I'm saving my limes so I'll know how many drinks I've had.
I do the same thing, but I use ice cubes.
The question of "Will I eat a piece of curried chicken off the floor?" has been answered tonight.
Mark my words im gonna be the drunkest groomsman outta spite for him having his wedding on a gameday
How many times can I tell him I wasnt expecting sex before he realizes I'm just too lazy to shave all the time?
he gave me a new purse full of weed and five boxes of samoas for my birthday. best boyfriend ever.
You told me you loved me after I brushed your teeth with my index finger.
I was out with the drag queens until 7am. This is the hangover I needed to kick my ass back to sobriety. Dear Virgin Mary, fuck my life.
Fuck that. I'm not afraid to die. I'll prove you can survive on a bagel bites and rum diet.
Well, no one has ever described you as a perfectly balanced individual
Can I also remind you that we insisted on touching his mustache?

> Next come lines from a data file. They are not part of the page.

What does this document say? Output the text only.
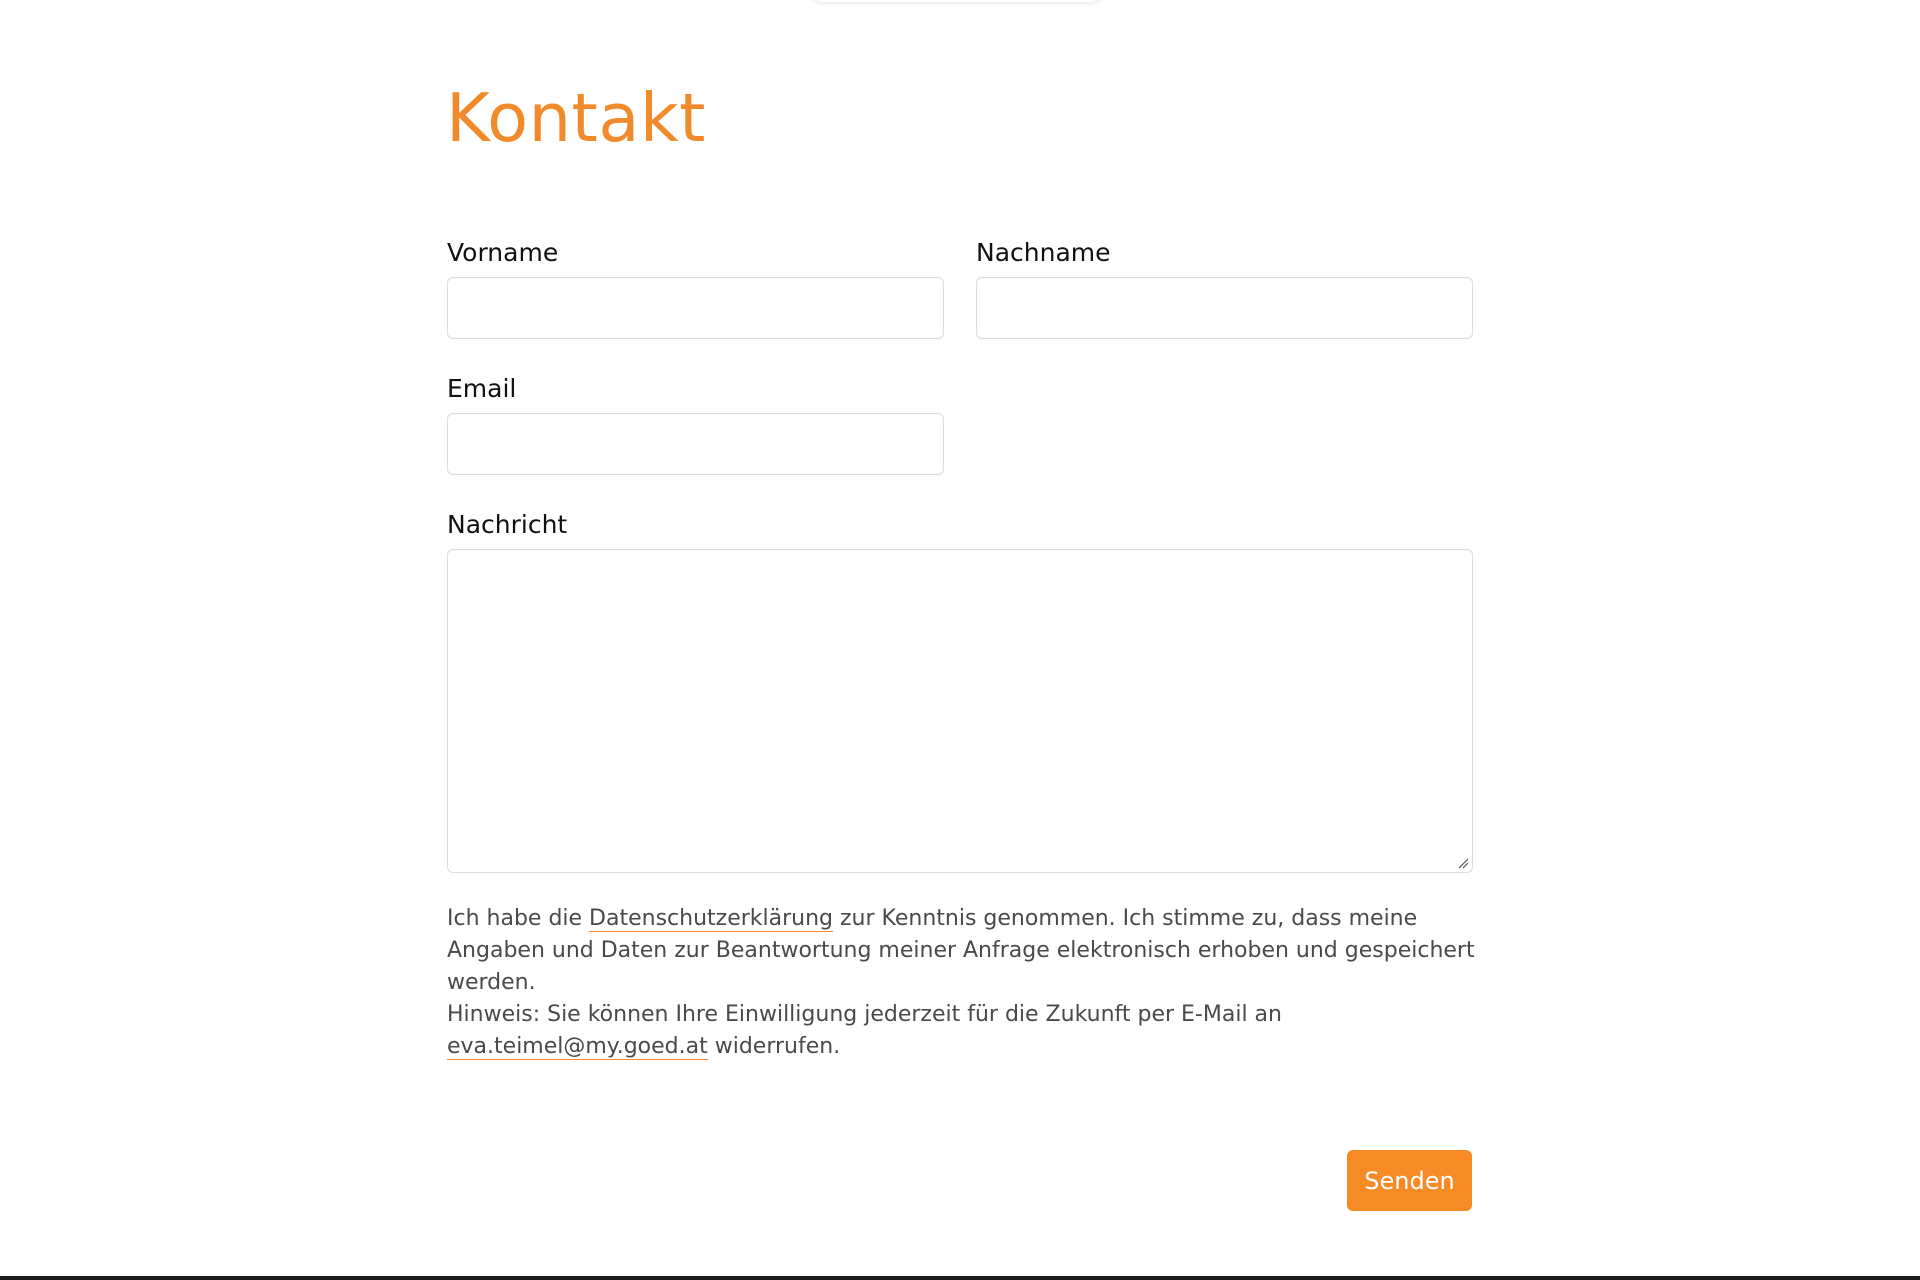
Kontakt
Vorname	Nachname
Email
Nachricht

Ich habe die Datenschutzerklärung zur Kenntnis genommen. Ich stimme zu, dass meine Angaben und Daten zur Beantwortung meiner Anfrage elektronisch erhoben und gespeichert werden.
Hinweis: Sie können Ihre Einwilligung jederzeit für die Zukunft per E-Mail an
eva.teimel@my.goed.at widerrufen.

Senden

Well of course I remember it took up like 20 minutes of my night.
I just found a half a joint in my bed. . .don't know if this qualifies as a proud moment or a cry for help
Jesus Christ. Even your cock has to be an overachiever. :-(
I hate political talk. I just wanna get fucked into an alternate universe where Bernie Sanders is president.
Russell is lonely. He needs a companion.
You're lucky you have a monster cock or most people may just laugh at your penis' nickname.
I'm getting drunk off Malibu and watching Drag Race and it's only 2 in the afternoon. I'm the poster child for sad gay men.